Diamonds play a central role in the designer’s lines, with colorless and single cut being a signature. Mouzannar also uses tanzanites, colored sapphires, morganites, aquamarines, rubies, garnets, spinels, emeralds and chrome tourmalines in his creations. “These stones are part of my life,” he says. “I love the internal world of each stone; it’s a unique trip into a magical and intense colored world.”

When it comes to gemstones, Mouzannar says “each color has its own specificities”. He plays with balance, contrast and paradoxes to encourage an emotional response to his work. The designer admits he often chooses stones and colors that he finds “peaceful”.

Selim Mouzannar Fish for Love bracelet in 18-karat rose gold with pink and ivory enamel set with 10.19 carats of diamonds.
Fish for Love bracelet in 18-karat pink gold with pink and ivory enamel set with 10.19 carats of diamonds.

Hope for the future
Although he respects the traditional techniques he grew up around, Mouzannar rejects the idea that previous generations of jewelers were more skilled.

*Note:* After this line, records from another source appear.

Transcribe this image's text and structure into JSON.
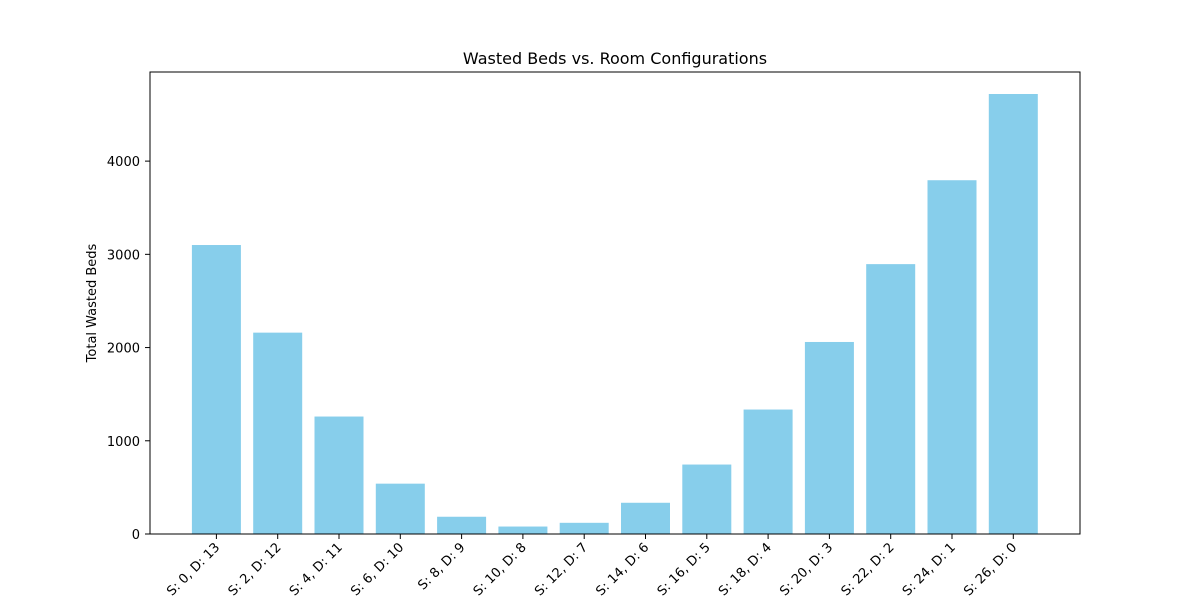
{
  "chart_data": {
    "type": "bar",
    "title": "Wasted Beds vs. Room Configurations",
    "xlabel": "",
    "ylabel": "Total Wasted Beds",
    "categories": [
      "S: 0, D: 13",
      "S: 2, D: 12",
      "S: 4, D: 11",
      "S: 6, D: 10",
      "S: 8, D: 9",
      "S: 10, D: 8",
      "S: 12, D: 7",
      "S: 14, D: 6",
      "S: 16, D: 5",
      "S: 18, D: 4",
      "S: 20, D: 3",
      "S: 22, D: 2",
      "S: 24, D: 1",
      "S: 26, D: 0"
    ],
    "values": [
      3100,
      2160,
      1260,
      540,
      185,
      80,
      120,
      335,
      745,
      1335,
      2060,
      2895,
      3795,
      4720
    ],
    "ylim": [
      0,
      4956
    ],
    "yticks": [
      0,
      1000,
      2000,
      3000,
      4000
    ],
    "bar_color": "#87ceeb",
    "grid": false
  }
}
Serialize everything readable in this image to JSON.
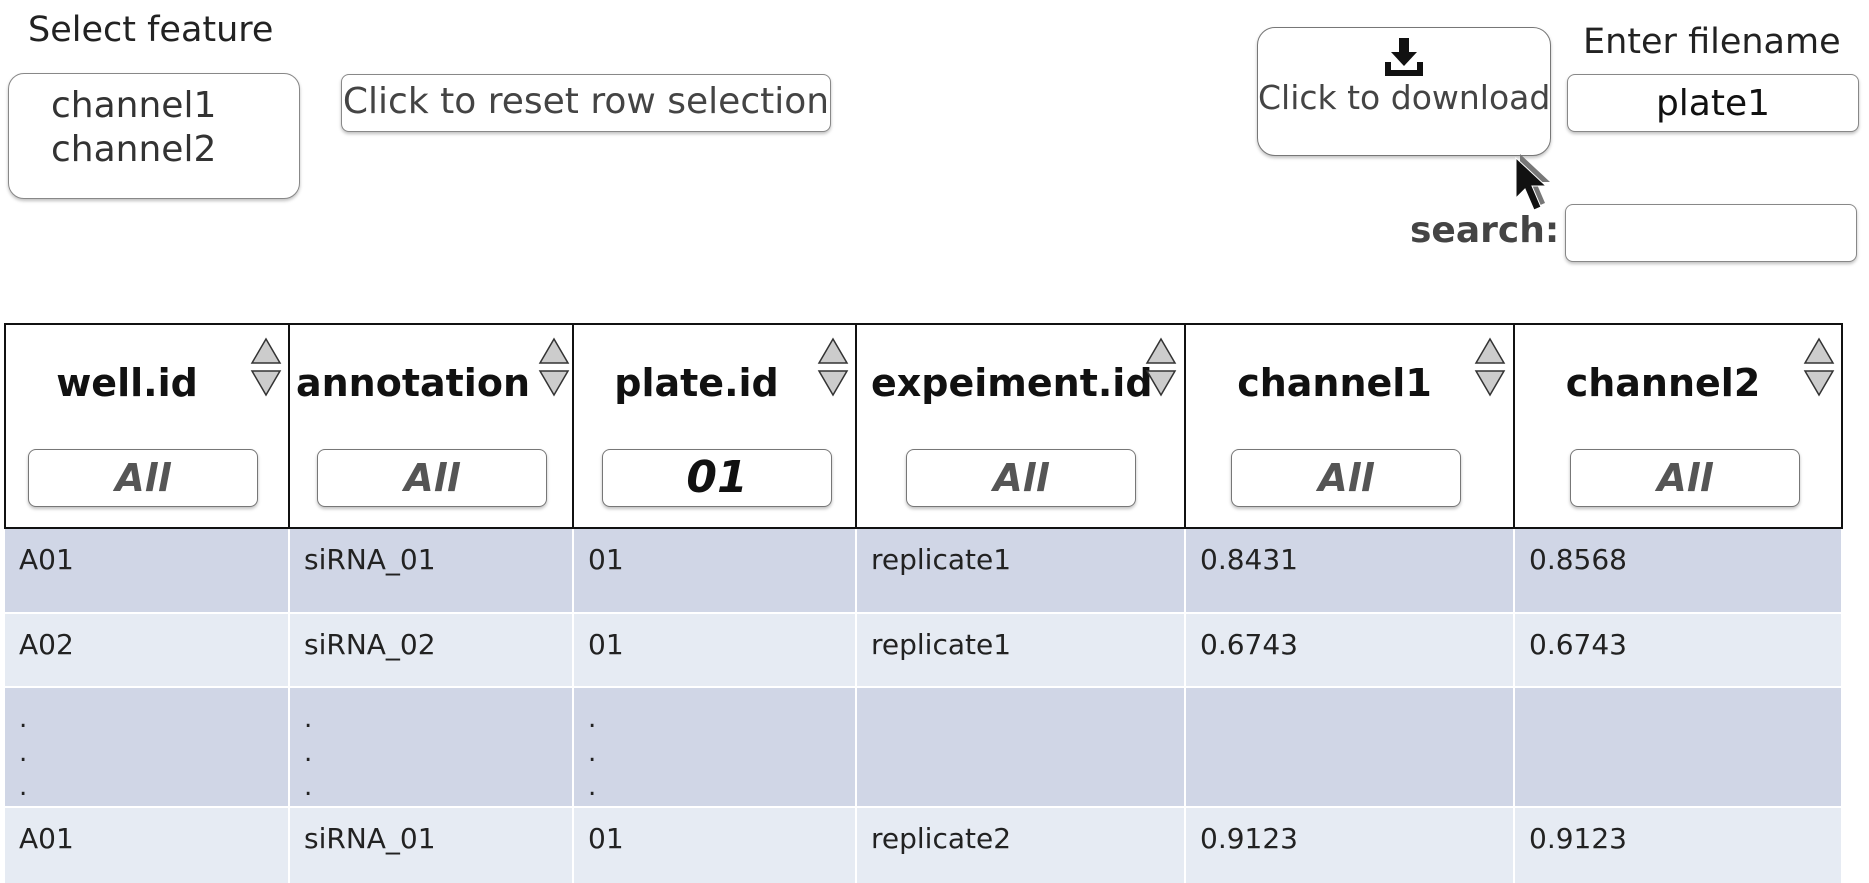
{
  "feature_select": {
    "label": "Select feature",
    "options": [
      "channel1",
      "channel2"
    ]
  },
  "reset_button": {
    "label": "Click to reset row selection"
  },
  "download_button": {
    "label": "Click to download",
    "icon": "download-icon"
  },
  "filename": {
    "label": "Enter filename",
    "value": "plate1"
  },
  "search": {
    "label": "search:",
    "value": ""
  },
  "table": {
    "columns": [
      {
        "title": "well.id",
        "filter": "All"
      },
      {
        "title": "annotation",
        "filter": "All"
      },
      {
        "title": "plate.id",
        "filter": "01"
      },
      {
        "title": "expeiment.id",
        "filter": "All"
      },
      {
        "title": "channel1",
        "filter": "All"
      },
      {
        "title": "channel2",
        "filter": "All"
      }
    ],
    "rows": [
      [
        "A01",
        "siRNA_01",
        "01",
        "replicate1",
        "0.8431",
        "0.8568"
      ],
      [
        "A02",
        "siRNA_02",
        "01",
        "replicate1",
        "0.6743",
        "0.6743"
      ],
      [
        ".\n.\n.",
        ".\n.\n.",
        ".\n.\n.",
        "",
        "",
        ""
      ],
      [
        "A01",
        "siRNA_01",
        "01",
        "replicate2",
        "0.9123",
        "0.9123"
      ]
    ]
  },
  "colors": {
    "row_odd": "#d0d6e6",
    "row_even": "#e6ebf3",
    "border": "#111111"
  }
}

He believes technological advances such as 3D design programs mean today’s designers are producing jewelry that is just as good as, or even superior to, jewelry of the past.

“The rules remain the same: you need to have strong knowledge and experience to be able to offer quality and poetic jewelry,” says Mouzannar. He believes that what’s different now is that there’s more room for emerging brands to be creative. “It was not exactly like this 20 years ago, when major high-end jewelry brands dominated the market.”

His advice to young designers? “Be humble. It is a very demanding job with high expectations,” he says, adding that there’s no easy path.

Mouzannar is stoic about the challenges facing his own business this year. Of Covid-19, he says: “Nature gave a lesson of humility to all humankind and we try to adapt with our resilience and through online platforms”.

As for the blast in Beirut in August in which his assistant and daughter were injured, he is grateful they are out of danger now. “My shop had broken glass but at the end of the day we have to relativize this is just damaged material compared to the innocent people who lost their lives and loved ones. It is really apocalyptic here, our city is devastated but we keep hope that we will get rid of the tyrants ruling our beautiful Lebanon,” he shares.

Selim Mouzannar Mina necklace in 18-karat pink gold with light pink enamel, set with 18.55-carats of beryls, 2.49 carats of morganites, and 1.82-carats of diamonds.
Mina necklace in 18-karat pink gold with light pink enamel, set with 18.55-carats of beryls, 2.49 carats of morganites, and 1.82-carats of diamonds.
Selim Mouzannar Istanbul pendant in 18-karat pink gold and lilac enamel, set with 9.71 carats of blue sapphires and 5.41 carats of diamonds.
Istanbul pendant in 18-karat pink gold and lilac enamel, set with 9.71 carats of blue sapphires and 5.41 carats of diamonds.